The Ribosomal Biogenesis Inhibitor CX-5461 Is an Anti-Cancer Therapeutic That Increases Platelet Count in Mice and in Humans

Background: The ribosomal biogenesis inhibitor CX-5461 is a first-in-class selective inhibitor of ribosomal RNA gene transcription with single-agent antitumor activity against advanced hematologic cancers and synergistic activity when combined with front-line and emerging agents (Devlin et al. 2015, Sornkom et al. 2018, Maclachlan et al. 2018). It has predictable pharmacokinetics and a safety profile allowing prolonged dosing (Khot et al, Cancer Discov 2019). Unexpectedly, CX-5461 treatment increases platelet count by ~50% in tumour diseased mice; an effect that was maintained for up to 6 months of treatment.

Aims: We investigated mechanisms that may contribute to increased platelet counts following CX-5461 treatment in a liver carcinoma mouse model or disease-free mice and evaluated blood test data from patients with haematological malignancies treated with CX-5461.

Methods: We evaluated blood cell numbers in blood from vehicle- or CX-5461 treated mice with liver carcinoma, and blood cell numbers, bone marrow megakaryocytes, platelet receptors, immature platelets, platelet function, thrombopoietin (TPO) and inflammatory cytokine levels in disease-free C57BL/6 KaLwRij mice treated with 35 mg/kg CX-5461 or vehicle (n=15). Human platelet receptors and function were assessed in CX-5461-treated platelet-rich plasma by flow cytometry, platelet spreading assays and light transmission aggregometry. We evaluated temporal platelet count, and the platelet activation marker soluble glycoprotein (GP) VI in patient plasma samples who had received a single dose of 25-250 mg/m² CX-5461 (n=16) with 1-way ANOVA.

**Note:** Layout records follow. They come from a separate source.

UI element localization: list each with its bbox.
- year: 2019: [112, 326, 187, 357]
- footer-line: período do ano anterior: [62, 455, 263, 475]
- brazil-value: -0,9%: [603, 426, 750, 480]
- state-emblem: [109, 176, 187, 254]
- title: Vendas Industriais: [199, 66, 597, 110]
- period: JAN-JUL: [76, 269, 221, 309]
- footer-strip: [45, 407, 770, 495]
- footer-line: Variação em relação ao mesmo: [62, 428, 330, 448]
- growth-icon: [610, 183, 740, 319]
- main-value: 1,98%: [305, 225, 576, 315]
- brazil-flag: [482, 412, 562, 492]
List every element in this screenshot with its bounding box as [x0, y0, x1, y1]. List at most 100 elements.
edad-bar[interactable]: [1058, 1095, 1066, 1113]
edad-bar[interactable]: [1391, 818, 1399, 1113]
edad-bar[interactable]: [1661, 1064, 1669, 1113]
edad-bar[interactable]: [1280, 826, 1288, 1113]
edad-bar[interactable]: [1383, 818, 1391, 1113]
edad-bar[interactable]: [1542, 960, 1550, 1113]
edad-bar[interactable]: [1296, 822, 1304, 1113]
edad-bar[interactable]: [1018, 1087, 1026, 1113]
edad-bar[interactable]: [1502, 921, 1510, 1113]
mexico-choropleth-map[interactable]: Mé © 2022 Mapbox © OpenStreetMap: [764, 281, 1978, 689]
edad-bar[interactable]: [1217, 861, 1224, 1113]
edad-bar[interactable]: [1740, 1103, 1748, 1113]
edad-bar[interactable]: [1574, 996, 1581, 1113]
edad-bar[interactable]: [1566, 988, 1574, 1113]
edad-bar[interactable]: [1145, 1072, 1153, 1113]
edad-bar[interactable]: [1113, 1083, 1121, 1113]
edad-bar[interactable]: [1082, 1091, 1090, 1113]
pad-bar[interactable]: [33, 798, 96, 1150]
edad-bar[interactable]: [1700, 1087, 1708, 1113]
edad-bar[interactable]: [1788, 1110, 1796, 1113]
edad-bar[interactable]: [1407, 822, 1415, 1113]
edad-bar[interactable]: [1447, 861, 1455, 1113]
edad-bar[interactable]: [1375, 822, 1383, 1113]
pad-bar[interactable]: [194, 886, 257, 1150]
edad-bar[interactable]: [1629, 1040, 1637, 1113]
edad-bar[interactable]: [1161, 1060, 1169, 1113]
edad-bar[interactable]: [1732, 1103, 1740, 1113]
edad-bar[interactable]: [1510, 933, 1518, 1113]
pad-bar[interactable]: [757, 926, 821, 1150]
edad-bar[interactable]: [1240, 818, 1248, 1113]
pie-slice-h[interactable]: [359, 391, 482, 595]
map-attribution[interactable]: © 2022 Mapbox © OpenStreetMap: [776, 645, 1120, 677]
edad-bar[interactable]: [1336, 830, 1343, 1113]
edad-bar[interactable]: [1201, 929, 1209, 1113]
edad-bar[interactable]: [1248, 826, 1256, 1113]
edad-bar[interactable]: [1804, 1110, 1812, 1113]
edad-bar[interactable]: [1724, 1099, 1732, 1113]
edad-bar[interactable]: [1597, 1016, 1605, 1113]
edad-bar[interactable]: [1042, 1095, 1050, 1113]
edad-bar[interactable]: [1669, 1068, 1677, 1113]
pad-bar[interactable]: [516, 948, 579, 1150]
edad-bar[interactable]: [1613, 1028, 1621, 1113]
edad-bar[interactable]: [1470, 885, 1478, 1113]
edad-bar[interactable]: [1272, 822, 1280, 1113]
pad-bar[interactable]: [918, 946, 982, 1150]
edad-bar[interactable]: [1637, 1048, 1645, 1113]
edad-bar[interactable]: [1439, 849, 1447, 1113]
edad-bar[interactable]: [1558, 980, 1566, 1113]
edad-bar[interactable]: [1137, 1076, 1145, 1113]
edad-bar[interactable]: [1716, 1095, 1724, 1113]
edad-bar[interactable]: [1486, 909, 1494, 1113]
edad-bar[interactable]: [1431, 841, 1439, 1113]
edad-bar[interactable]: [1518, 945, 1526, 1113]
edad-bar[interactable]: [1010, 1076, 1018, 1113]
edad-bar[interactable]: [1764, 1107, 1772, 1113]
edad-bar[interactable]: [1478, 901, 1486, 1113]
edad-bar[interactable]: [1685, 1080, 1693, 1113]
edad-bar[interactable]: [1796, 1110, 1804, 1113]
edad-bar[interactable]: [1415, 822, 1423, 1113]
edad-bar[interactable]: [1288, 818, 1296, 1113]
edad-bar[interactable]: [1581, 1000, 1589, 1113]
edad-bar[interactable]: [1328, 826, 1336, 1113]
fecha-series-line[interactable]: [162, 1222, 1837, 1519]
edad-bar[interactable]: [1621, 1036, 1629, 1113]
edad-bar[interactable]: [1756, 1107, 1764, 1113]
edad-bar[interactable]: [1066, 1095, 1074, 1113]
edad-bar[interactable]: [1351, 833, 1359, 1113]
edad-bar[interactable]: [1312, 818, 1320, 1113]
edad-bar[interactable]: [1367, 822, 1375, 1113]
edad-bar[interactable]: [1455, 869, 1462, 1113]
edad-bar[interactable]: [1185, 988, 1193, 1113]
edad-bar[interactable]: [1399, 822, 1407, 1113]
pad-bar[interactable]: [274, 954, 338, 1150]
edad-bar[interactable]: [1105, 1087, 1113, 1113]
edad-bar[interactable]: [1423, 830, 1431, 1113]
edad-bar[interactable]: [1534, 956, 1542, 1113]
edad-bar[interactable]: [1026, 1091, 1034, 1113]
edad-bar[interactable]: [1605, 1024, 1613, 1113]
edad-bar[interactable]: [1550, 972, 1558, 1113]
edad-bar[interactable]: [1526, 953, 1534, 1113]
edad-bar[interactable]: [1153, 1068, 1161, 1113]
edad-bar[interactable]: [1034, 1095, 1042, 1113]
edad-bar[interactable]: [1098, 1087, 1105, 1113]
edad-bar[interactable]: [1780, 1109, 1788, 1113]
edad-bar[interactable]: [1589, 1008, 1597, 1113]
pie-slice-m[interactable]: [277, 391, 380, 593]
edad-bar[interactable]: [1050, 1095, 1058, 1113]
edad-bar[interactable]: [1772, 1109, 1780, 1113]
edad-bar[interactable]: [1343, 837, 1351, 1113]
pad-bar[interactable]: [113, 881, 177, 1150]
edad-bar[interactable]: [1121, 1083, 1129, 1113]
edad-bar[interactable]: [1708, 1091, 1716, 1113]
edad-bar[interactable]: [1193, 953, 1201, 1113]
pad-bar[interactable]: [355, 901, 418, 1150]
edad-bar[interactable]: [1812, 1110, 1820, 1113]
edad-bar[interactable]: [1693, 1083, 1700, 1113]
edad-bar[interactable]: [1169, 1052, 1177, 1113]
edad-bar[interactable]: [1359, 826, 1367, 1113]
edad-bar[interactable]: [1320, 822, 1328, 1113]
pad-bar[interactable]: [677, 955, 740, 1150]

Results: In a model of liver carcinoma, mice with disease displayed significantly elevated (2.3-fold) platelet counts after 3 months treatment with biweekly injections of 35 mg/kg CX-5461 compared with vehicle-treated diseased mice (p = 0.0013). Disease-free mice treated for 7 or 14 days (3 or 6 x 35 mg/kg doses) with CX-5461 showed ~60% increase in platelet count; in comparison white and red cells were mildly suppressed. The CX-5461-mediated platelet increase at d7 (p<0.0005) was reversible within 1 week. At d14 (p<0.01, 1.7-fold increase in platelet count) a significant increase in megakaryocytes (p<0.05) and immature platelets (p<0.01) was observed. CX-5461 treatment had no effect on plasma TPO, platelet lifespan or platelet GPVI or GPIbα levels. Integrin αIIb was significantly elevated. Inflammatory cytokines interleukin (IL)-6 (p<0.05) and TNFα (p<0.01) increased at d7 in plasma. After pre-treatment for 30 min with CX-5461 ex vivo, human platelet function (aggregation and platelet spreading on collagen and fibrinogen) and receptor levels were normal. In 8/16 patients receiving CX-5461, increases of up to 34% in platelet counts were measured at day 15 of CX-5461 treatment, with no change in sGPVI.

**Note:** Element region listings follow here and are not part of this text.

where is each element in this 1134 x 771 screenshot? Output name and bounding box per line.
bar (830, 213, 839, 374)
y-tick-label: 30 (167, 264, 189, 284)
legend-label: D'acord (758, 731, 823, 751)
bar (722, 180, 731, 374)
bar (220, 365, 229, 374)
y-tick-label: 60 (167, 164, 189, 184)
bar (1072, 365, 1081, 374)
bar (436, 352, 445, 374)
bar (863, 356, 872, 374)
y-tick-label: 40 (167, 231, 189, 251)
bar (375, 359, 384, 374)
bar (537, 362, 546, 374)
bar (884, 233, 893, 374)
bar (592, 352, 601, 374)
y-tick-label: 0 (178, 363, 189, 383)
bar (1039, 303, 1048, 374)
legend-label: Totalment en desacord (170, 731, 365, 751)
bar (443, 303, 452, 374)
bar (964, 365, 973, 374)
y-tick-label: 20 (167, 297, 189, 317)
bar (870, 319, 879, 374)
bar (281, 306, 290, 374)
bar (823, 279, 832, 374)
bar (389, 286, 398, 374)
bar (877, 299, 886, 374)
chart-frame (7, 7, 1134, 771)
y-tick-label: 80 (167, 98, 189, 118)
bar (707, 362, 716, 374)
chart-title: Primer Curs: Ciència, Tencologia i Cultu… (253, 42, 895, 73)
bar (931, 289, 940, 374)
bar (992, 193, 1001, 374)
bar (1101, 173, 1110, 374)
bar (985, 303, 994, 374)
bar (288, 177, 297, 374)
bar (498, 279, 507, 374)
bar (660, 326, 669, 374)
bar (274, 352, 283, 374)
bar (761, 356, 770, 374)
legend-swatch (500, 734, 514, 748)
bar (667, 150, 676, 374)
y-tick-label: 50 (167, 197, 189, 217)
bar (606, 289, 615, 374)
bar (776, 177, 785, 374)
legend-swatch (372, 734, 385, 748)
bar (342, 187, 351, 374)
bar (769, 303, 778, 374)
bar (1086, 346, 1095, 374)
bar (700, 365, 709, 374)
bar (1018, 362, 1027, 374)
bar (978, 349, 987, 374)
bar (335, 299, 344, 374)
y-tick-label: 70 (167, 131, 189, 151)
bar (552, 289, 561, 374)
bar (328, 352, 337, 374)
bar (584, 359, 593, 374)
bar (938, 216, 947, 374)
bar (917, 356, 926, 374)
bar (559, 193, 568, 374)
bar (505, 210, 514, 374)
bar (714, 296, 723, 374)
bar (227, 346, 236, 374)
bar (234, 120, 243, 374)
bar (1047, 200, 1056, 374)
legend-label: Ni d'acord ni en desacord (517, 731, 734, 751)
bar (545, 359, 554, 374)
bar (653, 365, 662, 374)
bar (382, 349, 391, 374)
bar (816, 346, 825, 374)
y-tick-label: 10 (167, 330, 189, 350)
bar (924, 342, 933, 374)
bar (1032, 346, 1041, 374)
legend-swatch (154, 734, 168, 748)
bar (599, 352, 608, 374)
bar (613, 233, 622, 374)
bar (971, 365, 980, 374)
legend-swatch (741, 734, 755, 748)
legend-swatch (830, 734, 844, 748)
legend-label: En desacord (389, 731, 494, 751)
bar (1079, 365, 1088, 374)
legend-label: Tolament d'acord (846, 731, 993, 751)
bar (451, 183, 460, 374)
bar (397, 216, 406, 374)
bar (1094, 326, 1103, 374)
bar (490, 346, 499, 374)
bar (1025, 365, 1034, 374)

Conclusions: CX-5461 treatment of mice for two weeks increased platelet counts, megakaryocyte number and immature platelet fraction by an unknown mechanism however IL-6 has been reported by others to enhance megakaryopoeisis. Brief CX-5461 treatment in a group of patients with advanced haematological malignancy resulted in small increases in platelet count with retained platelet activation and treatment ex-vivo demonstrated platelet function to be unaffected. Future work will explore the link between CX-5461 treatment and megakaryopoiesis and thrombopoiesis, including the potential for CX-5461 to ameliorate drug-induced thrombocytopenia.